Multichannel Voice Activity Detection for ASR

Master Thesis
Announcement date
12 Mar 2014
Florian Iglisch
Research Areas

The European Project `Distant-speech Interaction for Robust Home Applications’ (DIRHA) aims to create a system to control a house, using a network of microphones, with German voice commands. Three important parts of this project are: the automatic speech recognizer (ASR), the voice activity detector (VAD) and the speech localizer (SLOC). The Deep-Belief-Network VAD (DBN-VAD) [Zhang2013] is a state-of-the-art VAD and has the ability of fussing many features (pitch, spectrogram, AMS, etc.) to decide if a frame is speech or non-speech. These features can be improved by adding a noise reduction or enhancement stage. For the moment, we are only working with a single-channel signal. The purpose of this master’s thesis is to improve the enhancement, and then the VAD by using spatial information derived from the multi-channel signal [Habib2013]. The final aim is the fusion of the voice activity detector with the source localizer using a pyschoacustical approach [Ma2012].

Your Tasks

  • Study literature
  • Obtain baseline results with current VAD and ASR on a simulated database
  • Improve the VAD using multi-channel information
  • Implement real-time system in the kitchen-cocktail party room of the SPSC

Your Profile

  • Speech Communication 1 & 2
  • Interest in speech recognition and source separation inspired in psycho-acoustical approaches
  • Matlab
  • Unix-Shell, HTK is a plus, but not necessary


[Zhang2013] X. Zhang and J. Wu. Deep Belief Networks Based Voice Activity Detection. IEEE Transactions on Audio, Speech, and Language Processing, 2013.
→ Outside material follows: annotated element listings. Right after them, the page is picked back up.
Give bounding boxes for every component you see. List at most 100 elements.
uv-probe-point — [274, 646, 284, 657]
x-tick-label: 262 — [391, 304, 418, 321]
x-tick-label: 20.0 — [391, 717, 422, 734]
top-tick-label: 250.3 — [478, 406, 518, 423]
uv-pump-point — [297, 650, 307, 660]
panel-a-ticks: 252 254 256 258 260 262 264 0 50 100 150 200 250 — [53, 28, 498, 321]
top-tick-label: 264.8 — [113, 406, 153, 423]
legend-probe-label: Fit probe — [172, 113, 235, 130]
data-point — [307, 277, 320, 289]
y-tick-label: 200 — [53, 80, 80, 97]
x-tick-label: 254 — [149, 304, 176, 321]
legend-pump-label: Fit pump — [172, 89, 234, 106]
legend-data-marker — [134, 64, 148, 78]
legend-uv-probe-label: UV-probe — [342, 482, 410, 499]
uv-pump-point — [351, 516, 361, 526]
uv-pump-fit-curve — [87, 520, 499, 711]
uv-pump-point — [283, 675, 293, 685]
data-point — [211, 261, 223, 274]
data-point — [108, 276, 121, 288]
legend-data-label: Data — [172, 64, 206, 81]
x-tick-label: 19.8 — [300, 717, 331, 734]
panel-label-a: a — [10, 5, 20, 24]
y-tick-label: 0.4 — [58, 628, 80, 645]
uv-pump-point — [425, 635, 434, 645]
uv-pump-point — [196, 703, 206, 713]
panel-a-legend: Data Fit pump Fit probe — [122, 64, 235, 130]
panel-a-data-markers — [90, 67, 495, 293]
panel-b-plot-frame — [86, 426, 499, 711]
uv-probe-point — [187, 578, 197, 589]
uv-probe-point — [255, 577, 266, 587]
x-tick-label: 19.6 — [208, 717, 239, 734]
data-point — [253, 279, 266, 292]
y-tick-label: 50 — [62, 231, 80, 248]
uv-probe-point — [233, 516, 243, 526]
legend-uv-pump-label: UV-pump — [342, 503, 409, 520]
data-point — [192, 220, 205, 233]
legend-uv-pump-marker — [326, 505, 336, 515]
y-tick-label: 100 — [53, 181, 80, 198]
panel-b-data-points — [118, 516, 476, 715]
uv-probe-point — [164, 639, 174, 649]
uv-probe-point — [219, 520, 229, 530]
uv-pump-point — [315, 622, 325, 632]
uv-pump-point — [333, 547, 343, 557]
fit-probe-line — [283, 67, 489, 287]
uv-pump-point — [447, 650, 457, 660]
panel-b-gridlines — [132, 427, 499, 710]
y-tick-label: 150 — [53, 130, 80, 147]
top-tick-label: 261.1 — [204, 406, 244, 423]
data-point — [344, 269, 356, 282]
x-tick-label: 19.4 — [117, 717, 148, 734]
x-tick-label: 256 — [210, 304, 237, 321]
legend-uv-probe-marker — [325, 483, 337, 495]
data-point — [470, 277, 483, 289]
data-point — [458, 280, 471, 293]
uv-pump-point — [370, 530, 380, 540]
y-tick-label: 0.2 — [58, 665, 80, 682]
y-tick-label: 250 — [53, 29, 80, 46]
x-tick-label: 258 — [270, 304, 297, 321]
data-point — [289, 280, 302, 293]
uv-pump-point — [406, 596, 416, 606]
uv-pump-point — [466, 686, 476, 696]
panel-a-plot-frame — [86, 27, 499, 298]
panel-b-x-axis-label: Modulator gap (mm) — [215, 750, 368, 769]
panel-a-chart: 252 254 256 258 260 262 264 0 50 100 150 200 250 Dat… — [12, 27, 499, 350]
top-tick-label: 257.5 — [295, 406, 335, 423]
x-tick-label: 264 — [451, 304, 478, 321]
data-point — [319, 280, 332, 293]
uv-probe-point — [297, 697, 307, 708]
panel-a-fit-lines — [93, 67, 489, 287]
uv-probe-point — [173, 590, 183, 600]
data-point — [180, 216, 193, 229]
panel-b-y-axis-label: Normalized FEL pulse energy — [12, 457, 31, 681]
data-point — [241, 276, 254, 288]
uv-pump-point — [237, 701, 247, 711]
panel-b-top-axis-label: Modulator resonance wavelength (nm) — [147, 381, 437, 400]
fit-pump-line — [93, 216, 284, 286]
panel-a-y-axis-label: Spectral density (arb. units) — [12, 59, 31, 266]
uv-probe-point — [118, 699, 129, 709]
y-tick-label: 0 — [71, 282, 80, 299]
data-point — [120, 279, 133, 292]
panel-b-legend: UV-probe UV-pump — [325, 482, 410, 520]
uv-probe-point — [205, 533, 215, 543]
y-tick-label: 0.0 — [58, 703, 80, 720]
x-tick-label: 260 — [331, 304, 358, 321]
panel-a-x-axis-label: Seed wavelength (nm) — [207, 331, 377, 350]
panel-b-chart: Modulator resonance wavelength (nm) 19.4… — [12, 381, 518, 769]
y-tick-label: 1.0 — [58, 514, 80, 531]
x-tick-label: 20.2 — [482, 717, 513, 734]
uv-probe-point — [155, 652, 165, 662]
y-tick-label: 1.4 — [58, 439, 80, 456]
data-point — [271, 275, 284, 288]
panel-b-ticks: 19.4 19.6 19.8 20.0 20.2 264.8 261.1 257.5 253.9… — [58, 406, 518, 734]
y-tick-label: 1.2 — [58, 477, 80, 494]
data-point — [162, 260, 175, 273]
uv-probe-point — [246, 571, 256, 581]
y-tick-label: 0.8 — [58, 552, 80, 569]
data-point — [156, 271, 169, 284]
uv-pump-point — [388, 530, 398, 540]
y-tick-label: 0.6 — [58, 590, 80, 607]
[Habib2013] T. Habib and H. Romsdorfer. Auditory inspired methods for localization of multiple concurrent speakers. Computer Speech & Language, 2013.

[Ma2012] N. Ma, J. Barker, H. Christensen and P. Green. Combining speech fragment decoding and adaptive noise floor modelling, IEEE Transactions on Audio, Speech, and Language Processing, 2012.